The United Nations (UN) investigators on Thursday held Syrian regime forces accountable for the deadly gas attack, which claimed scores of lives in the opposition-held town of Khan Sheikhun in April.

"The panel is confident that the Syrian Arab Republic is responsible for the release of sarin at Khan Sheikhun on 4 April 2017,” the report written by the UN investigators under the body of Joint Investigative Mechanism (JIM) explained.

“Today’s report should lay to rest any discussion about who was responsible for the Khan Sheikhoun attack. This is the fourth attack where the UN-appointed inquiry has found that the Syrian government used chemical weapons in blatant violation of international humanitarian law," said Louis Charbonneau, UN director at Human Rights Watch.

"The question now is whether Security Council and OPCW members, including Russia, will move to protect a key international rule and hold Syrian authorities accountable as they said they would,” he added.

Following the release of the report, British Foreign Secretary Boris Johnson said it confirmed, “The Asad regime used sarin nerve gas against the people of Khan Sheikhoun in Syria on 4 April with tragic consequences for hundreds of victims.”

He said, “Britain condemns this appalling breach of the rules of war” and urged the international community to, “unite to hold Asad’s regime accountable.”

Nikki Haley, the U.S. Ambassador to the United Nations, also said, “Today’s report confirms what we have long known to be true. ‎Time and again, we see independent confirmation of chemical weapons use by the Assad regime.”

“And in spite of these independent reports, we still see some countries trying to protect the regime. That must end now.

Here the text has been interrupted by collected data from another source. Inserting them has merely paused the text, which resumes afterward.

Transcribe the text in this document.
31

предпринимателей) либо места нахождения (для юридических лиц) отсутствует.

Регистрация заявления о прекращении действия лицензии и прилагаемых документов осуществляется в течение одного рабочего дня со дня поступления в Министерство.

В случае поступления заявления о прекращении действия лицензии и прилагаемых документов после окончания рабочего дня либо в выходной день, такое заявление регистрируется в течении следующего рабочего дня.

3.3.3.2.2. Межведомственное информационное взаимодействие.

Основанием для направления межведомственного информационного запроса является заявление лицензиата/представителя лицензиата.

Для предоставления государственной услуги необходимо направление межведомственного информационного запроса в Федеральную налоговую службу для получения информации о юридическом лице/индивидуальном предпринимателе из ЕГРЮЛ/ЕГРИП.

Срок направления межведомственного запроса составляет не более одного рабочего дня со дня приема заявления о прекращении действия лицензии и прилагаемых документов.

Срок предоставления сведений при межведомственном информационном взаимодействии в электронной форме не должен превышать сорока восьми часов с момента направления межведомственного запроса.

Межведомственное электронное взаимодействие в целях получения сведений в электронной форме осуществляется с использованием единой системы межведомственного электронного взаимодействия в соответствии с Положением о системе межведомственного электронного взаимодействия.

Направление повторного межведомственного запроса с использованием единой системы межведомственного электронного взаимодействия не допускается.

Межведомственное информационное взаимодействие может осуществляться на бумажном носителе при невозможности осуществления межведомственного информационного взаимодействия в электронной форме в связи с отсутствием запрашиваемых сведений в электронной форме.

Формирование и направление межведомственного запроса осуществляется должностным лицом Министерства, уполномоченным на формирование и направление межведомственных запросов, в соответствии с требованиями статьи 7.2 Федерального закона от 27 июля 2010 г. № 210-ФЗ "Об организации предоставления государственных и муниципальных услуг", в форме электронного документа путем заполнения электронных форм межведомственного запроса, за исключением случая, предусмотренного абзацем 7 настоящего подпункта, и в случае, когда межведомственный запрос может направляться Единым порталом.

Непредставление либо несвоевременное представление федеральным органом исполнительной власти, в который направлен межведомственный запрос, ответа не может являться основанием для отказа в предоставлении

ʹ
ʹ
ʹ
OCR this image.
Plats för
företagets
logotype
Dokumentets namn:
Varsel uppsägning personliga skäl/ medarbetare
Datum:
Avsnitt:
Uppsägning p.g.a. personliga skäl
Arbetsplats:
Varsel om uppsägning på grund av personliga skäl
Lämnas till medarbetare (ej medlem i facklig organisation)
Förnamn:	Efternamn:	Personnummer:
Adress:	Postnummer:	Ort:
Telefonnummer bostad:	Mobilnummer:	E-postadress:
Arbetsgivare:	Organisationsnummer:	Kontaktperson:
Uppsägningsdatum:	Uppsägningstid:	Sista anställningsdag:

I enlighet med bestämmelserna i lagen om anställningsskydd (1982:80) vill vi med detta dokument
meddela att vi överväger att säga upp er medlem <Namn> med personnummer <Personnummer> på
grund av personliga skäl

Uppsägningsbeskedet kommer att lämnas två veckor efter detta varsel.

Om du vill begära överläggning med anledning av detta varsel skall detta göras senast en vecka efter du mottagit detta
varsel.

Ignoring the overwhelming amount of evidence in this case shows a purposeful disregard for widely agreed international norms,” she said in a statement.

She stressed the chemical attack should not be tolerated and, “Countries that fail to do so are no better than the dictators or terrorists who use these terrible weapons.”

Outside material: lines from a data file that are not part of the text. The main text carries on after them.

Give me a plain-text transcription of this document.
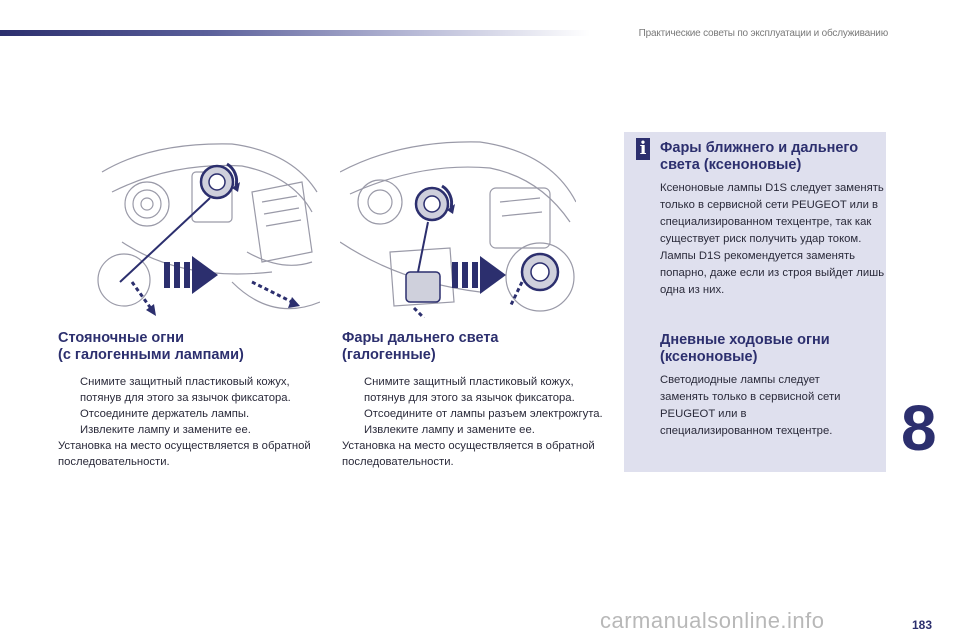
Практические советы по эксплуатации и обслуживанию
Стояночные огни
(с галогенными лампами)
Снимите защитный пластиковый кожух, потянув для этого за язычок фиксатора.
Отсоедините держатель лампы.
Извлеките лампу и замените ее.

Установка на место осуществляется в обратной последовательности.

Фары дальнего света
(галогенные)
Снимите защитный пластиковый кожух, потянув для этого за язычок фиксатора.
Отсоедините от лампы разъем электрожгута.
Извлеките лампу и замените ее.

Установка на место осуществляется в обратной последовательности.

i Фары ближнего и дальнего
света (ксеноновые)

Ксеноновые лампы D1S следует заменять только в сервисной сети PEUGEOT или в специализированном техцентре, так как существует риск получить удар током. Лампы D1S рекомендуется заменять попарно, даже если из строя выйдет лишь одна из них.

Дневные ходовые огни
(ксеноновые)

Светодиодные лампы следует заменять только в сервисной сети PEUGEOT или в специализированном техцентре.	8
carmanualsonline.info	183
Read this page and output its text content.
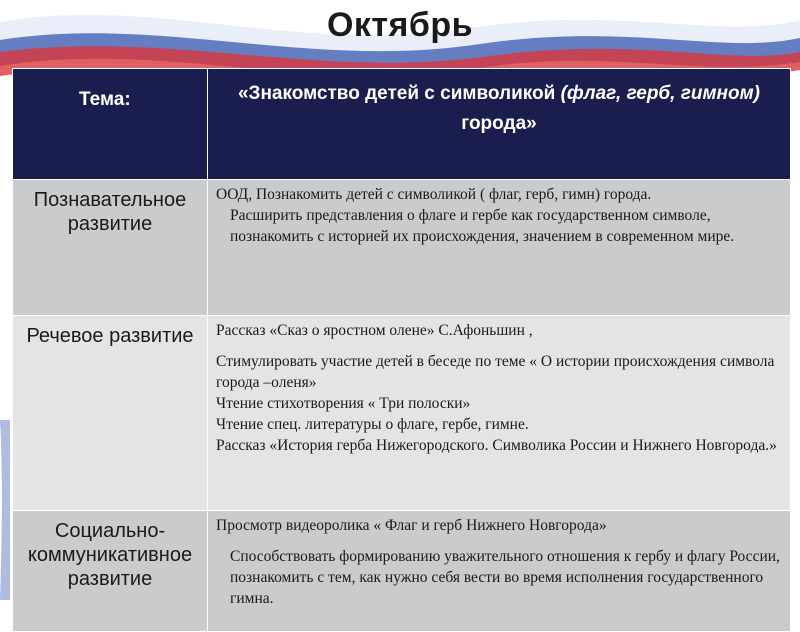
Октябрь
Тема:	«Знакомство детей с символикой (флаг, герб, гимном) города»
Познавательное развитие	ООД, Познакомить детей с символикой ( флаг, герб, гимн) города.

Расширить представления о флаге и гербе как государственном символе, познакомить с историей их происхождения, значением в современном мире.

Речевое развитие	Рассказ «Сказ о яростном олене» С.Афоньшин ,

Стимулировать участие детей в беседе по теме « О истории происхождения символа города –оленя»

Чтение стихотворения « Три полоски»

Чтение спец. литературы о флаге, гербе, гимне.

Рассказ «История герба Нижегородского. Символика России и Нижнего Новгорода.»

Социально-коммуникативное развитие	Просмотр видеоролика « Флаг и герб Нижнего Новгорода»

Способствовать формированию уважительного отношения к гербу и флагу России, познакомить с тем, как нужно себя вести во время исполнения государственного гимна.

At least 100 people were killed and hundreds of others injured in the chemical attack on April 4 in Khan Sheikhun town in western Idlib province.

The investigation by the UN and the Organization for the Prohibition of Chemical Weapons, known as the Joint Investigative Mechanism (JIM), was created by the UN Security Council in August 2015 following reports of chemical attacks in Syria. It became fully operational in January 2016 and presented its first report in February that year.

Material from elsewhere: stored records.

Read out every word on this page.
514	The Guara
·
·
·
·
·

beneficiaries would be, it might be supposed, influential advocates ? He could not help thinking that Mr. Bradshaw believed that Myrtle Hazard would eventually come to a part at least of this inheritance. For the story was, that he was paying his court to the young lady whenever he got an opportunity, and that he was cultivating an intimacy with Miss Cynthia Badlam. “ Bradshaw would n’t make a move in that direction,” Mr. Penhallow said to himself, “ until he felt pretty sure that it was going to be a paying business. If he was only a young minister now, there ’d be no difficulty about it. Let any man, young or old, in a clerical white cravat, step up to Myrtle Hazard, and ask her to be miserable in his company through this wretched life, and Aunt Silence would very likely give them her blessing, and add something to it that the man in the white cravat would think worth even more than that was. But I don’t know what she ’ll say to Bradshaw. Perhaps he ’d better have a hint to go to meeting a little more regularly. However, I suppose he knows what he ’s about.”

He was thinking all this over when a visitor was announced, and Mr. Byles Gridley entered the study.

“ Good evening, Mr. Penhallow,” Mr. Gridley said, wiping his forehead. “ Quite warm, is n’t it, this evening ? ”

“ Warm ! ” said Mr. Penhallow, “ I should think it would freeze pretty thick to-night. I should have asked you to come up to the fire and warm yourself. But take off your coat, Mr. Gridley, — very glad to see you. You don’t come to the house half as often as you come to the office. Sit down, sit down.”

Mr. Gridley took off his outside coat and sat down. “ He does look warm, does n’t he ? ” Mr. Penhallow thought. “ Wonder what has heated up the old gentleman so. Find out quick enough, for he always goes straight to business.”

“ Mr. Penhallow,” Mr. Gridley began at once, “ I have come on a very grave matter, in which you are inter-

The report was submitted to the UN Security Council. 
Reports of chemical attacks on civilian populations and opposition fighters have continued to come out of Syria since an attack in August 2013 killed more than 1,400 people in East Ghouta near Damascus.
The Syrian Network for Human Rights said it documented at least 174 chemical attacks in Syria since September 2013 when the Security Council issued resolution 2118 for the dismantling of Syria's chemical weapons arsenal.